Si può continuare la politica dei tagli alla sanità senza gravi danni al servizio? Solo un approccio diverso alla salute del cittadino che privilegi il paziente rispetto alla burocrazia sanitaria, può condurre a un’ottimizzazione dell’impiego delle risorse e a migliorare la qualità e l’equità sociale, per creare un sistema sanitario economicamente efficiente con un focus su cure preventive, promuovendo benessere fisico e mentale, una dieta più sana e locale, più conoscenza olistica di come rimanere sani e più educazione sulla sanità a scuola. Una cultura di prevenzione sia nella medicina che nella società. Senza però dimenticare che la sanità e la sicurezza sociale sono la più grande industria di servizi del Paese. Promuoverla significa anche sostenere lavoro e innovazione.
La liberalizzazione dei servizi pubblici è un arma a doppio taglio: mentre liberalizzare gli orari delle farmacie può essere una buona idea, il patrimonio dello stato va utilizzato per portare ritorni ai cittadini a lungo termine, non svenduto per risanare bilanci. E mentre ci possono essere alcuni casi, soprattutto nell’edilizia dove può avere un senso vendere immobili statali; l’acqua, l’educazione, la sanità, il trasporto, l’internet e almeno un canale televisivo devono essere pubblici e non devono essere liberalizzati. Occorre una attenzione particolare per lo sviluppo delle imprese micro-piccole-medie, che in Italia contribuiscono all’81% dell’occupazione, molto di più della media europea del 67%.
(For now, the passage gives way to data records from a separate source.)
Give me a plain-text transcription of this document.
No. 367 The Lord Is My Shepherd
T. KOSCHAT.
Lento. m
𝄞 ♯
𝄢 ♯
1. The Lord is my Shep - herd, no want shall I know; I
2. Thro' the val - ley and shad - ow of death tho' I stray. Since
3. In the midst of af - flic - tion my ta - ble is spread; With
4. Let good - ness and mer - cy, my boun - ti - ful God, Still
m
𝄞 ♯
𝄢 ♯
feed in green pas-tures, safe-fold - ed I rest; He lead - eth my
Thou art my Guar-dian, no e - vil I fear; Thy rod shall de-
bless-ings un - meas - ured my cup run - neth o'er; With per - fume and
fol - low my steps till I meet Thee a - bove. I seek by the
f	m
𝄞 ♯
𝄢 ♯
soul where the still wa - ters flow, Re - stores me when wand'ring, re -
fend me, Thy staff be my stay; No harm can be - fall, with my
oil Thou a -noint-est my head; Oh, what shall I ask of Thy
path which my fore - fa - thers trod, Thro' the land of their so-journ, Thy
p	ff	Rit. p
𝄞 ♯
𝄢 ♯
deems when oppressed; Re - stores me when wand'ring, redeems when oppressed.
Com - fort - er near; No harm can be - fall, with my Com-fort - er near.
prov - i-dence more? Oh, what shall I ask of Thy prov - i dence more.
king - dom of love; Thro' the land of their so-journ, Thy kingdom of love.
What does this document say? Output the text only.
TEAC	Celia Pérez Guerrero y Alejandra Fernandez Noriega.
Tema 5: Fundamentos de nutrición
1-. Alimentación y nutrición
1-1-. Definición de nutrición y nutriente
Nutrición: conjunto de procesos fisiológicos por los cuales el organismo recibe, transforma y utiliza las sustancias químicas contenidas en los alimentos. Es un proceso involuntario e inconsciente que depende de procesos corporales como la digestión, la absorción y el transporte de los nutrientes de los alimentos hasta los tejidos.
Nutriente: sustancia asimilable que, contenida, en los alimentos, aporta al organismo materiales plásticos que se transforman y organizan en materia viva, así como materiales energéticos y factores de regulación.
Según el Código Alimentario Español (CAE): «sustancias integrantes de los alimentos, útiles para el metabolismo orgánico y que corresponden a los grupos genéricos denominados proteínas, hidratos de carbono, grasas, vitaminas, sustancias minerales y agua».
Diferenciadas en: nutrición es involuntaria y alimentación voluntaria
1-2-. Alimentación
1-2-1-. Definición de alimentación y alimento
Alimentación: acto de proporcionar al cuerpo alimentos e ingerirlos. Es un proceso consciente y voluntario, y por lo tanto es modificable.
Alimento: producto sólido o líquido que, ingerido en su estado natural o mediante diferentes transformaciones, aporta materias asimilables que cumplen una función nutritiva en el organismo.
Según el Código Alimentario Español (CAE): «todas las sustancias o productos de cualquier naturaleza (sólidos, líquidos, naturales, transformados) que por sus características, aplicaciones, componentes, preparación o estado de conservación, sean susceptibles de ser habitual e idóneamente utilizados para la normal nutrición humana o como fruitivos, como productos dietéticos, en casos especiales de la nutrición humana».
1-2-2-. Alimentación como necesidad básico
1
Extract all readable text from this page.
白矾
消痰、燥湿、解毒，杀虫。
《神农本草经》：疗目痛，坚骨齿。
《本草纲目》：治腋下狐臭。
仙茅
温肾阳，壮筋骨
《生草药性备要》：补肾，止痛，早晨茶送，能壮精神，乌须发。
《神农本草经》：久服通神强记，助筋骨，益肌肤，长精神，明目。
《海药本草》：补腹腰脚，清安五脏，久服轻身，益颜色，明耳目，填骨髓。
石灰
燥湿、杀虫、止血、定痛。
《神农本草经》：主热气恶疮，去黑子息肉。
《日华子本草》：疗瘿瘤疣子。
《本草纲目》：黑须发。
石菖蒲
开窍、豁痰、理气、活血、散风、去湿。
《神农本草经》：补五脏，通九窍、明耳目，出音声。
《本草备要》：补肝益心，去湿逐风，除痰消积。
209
I policy makers devono formulare un ambizioso piano di strategie a lungo periodo che simultaneamente assicuri una prosperità diffusa ed equamente distribuita, riconduca la finanza al suo ruolo di appoggio all’economia reale, protegga il buon funzionamento degli eco-sistemi naturali e favorisca il pieno sviluppo fisico ed intellettuale degli individui. Progettare nuove soluzioni di politica con la partecipazione della comunità è il modo più efficiente per avere la fiducia dei cittadini ed è rappresentativo dei valori del popolo.